Il capitano Boschi gli fece cenno di accomodarsi, senza staccare gli occhi dal rapporto che stava leggendo con aria perplessa.
– Deve farsi un giretto a Volterra, caro tenente – disse dopo un lungo istante di silenzio, durante il quale aveva continuato a sfogliare il rapporto. Lo porse a Spina e si accomodò meglio nella poltroncina girevole, percorrendo con un lento, annoiato sguardo circolare il soffitto e le pareti dell’ufficio. Non si sarebbe mai abituato, pensò Boschi con un mezzo sorriso ironico, a quella grande stanza in stile rinascimentale, che tutto sembrava tranne un ufficio della Benemerita. Del resto, la sede del Nucleo Tutela Patrimonio Culturale di Firenze, nel quale sia lui che Spina servivano da parecchi anni, si trovava proprio dentro Palazzo Pitti, a poche decine di metri da Ponte Vecchio, nel cuore del centro storico. I carabinieri della TPC dividevano il loro spazio con quello di prestigiosi musei, come la Galleria Palatina e quella d’Arte Moderna, e da alcune finestre si affacciavano sul cortile dell’Ammannati, dove campeggiava la famosa fontana del Carciofo. Un ambiente ideale, per un nucleo operativo che si occupava della repressione del furto e della ricettazione del patrimonio artistico-culturale.

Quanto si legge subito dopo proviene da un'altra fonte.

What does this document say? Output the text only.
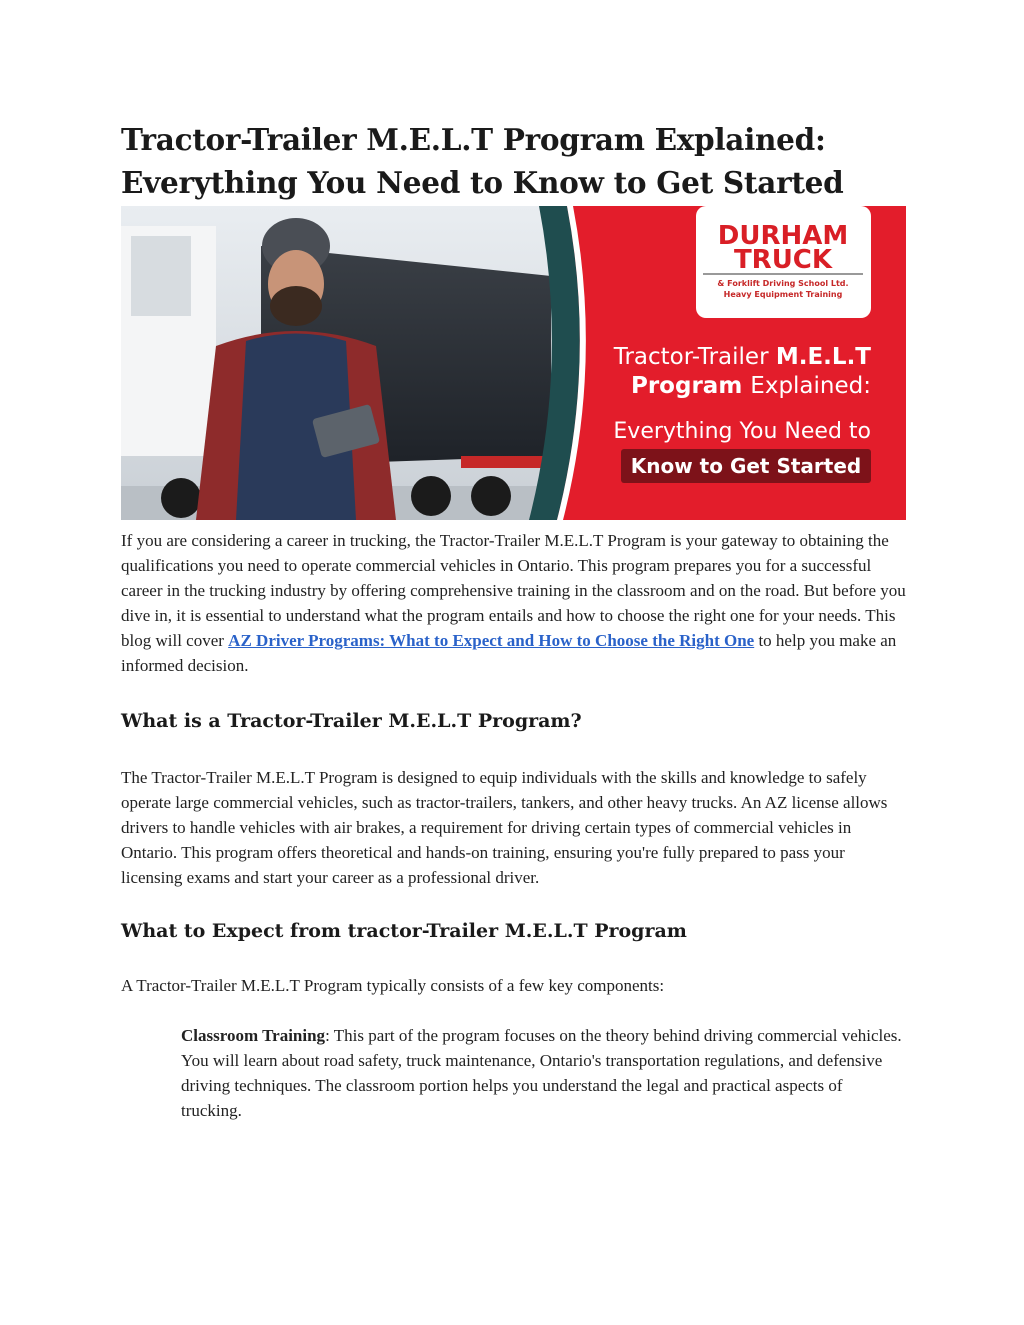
Tractor-Trailer M.E.L.T Program Explained:
Everything You Need to Know to Get Started
DURHAM
TRUCK
& Forklift Driving School Ltd.
Heavy Equipment Training
Tractor-Trailer M.E.L.T
Program Explained:
Everything You Need to
Know to Get Started

If you are considering a career in trucking, the Tractor-Trailer M.E.L.T Program is your gateway to obtaining the qualifications you need to operate commercial vehicles in Ontario. This program prepares you for a successful career in the trucking industry by offering comprehensive training in the classroom and on the road. But before you dive in, it is essential to understand what the program entails and how to choose the right one for your needs. This blog will cover AZ Driver Programs: What to Expect and How to Choose the Right One to help you make an informed decision.

What is a Tractor-Trailer M.E.L.T Program?

The Tractor-Trailer M.E.L.T Program is designed to equip individuals with the skills and knowledge to safely operate large commercial vehicles, such as tractor-trailers, tankers, and other heavy trucks. An AZ license allows drivers to handle vehicles with air brakes, a requirement for driving certain types of commercial vehicles in Ontario. This program offers theoretical and hands-on training, ensuring you're fully prepared to pass your licensing exams and start your career as a professional driver.

What to Expect from tractor-Trailer M.E.L.T Program

A Tractor-Trailer M.E.L.T Program typically consists of a few key components:

Classroom Training: This part of the program focuses on the theory behind driving commercial vehicles. You will learn about road safety, truck maintenance, Ontario's transportation regulations, and defensive driving techniques. The classroom portion helps you understand the legal and practical aspects of trucking.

– Volterra? – chiese l’altro, giusto per dire qualcosa mentre sfogliava rapidamente il rapporto, cercando di coglierne in pochi secondi gli elementi salienti. Dopo aver lavorato per anni con le migliaia di immagini di quadri, statue e reperti archeologici contenuti nel potente database del Comando TPC, aveva acquisito un certo spirito d’osservazione e un’ottima memoria visiva.
– Così mi dicono dal Reparto Operativo di Roma – annuì Boschi. – Gli ordini provengono direttamente da Palazzetto Raguzzini, sezione Arte Contemporanea. Vogliono che lei faccia un sopralluogo urgente al complesso ospedaliero…
– All’ospedale di Volterra? – lo interruppe Spina, un attimo spiazzato. – Ah, ecco…– si riprese subito, continuando a scorrere il rapporto. – Si tratta della Biblioteca-Museo dedicata all’ex ospedale psichiatrico, ospitata in alcuni locali dell’attuale complesso ospedaliero. Qui leggo che hanno subito il furto, l’altro ieri, di alcune grandi foto che riproducevano…
– I graffiti incisi da un ricoverato su alcuni muri del manicomio, quando ancora funzionava… il manicomio, intendo, non il ricoverato – intervenne Boschi. – Siamo più o meno a metà del secolo scorso, come periodo. Nel rapporto ci sono solo vaghi accenni all’opera e al suo autore. Comunque all’epoca dovettero avere entrambi una certa risonanza, nel campo che allora si chiamava art brut o arte grezza, per usare un termine nostrano…
– Tanto da essere calcati in silicone, oltre che fotografati, per essere esposti in un museo specializzato di Losanna – aggiunse Spina, tamburellando sulle pagine del rapporto che i suoi vivaci, intensi occhi neri percorrevano con attenzione. I capelli ricciuti e altrettanto scuri, il fisico asciutto dalla pelle olivastra tradivano, benché fosse nato a Firenze, le sue origini meridionali.
– È proprio questa, la cosa strana – riprese Boschi, che era invece fiorentino purosangue da generazioni anche se, come carabiniere, non si era mai sentito a proprio agio a Palazzo Pitti. – Come avrà appena letto nel rapporto, la Collection d’Art Brut di Losanna ha subìto il medesimo furto quasi contemporaneamente. Ora, già è bizzarro che qualcuno s’impegni a rubare, nell’ospedale di Volterra, riproduzioni di graffiti ormai scomparsi, di scarso o nullo valore commerciale sul mercato dei trafficanti d’arte. Ma che lo stesso furto sia avvenuto, quasi in contemporanea, nell’unico altro luogo al mondo che conservava il medesimo materiale… La questione diventa perlomeno… curiosa, non trova?
– Direi proprio di sì – annuì Spina, pensoso. – E le autorità elvetiche, che dicono?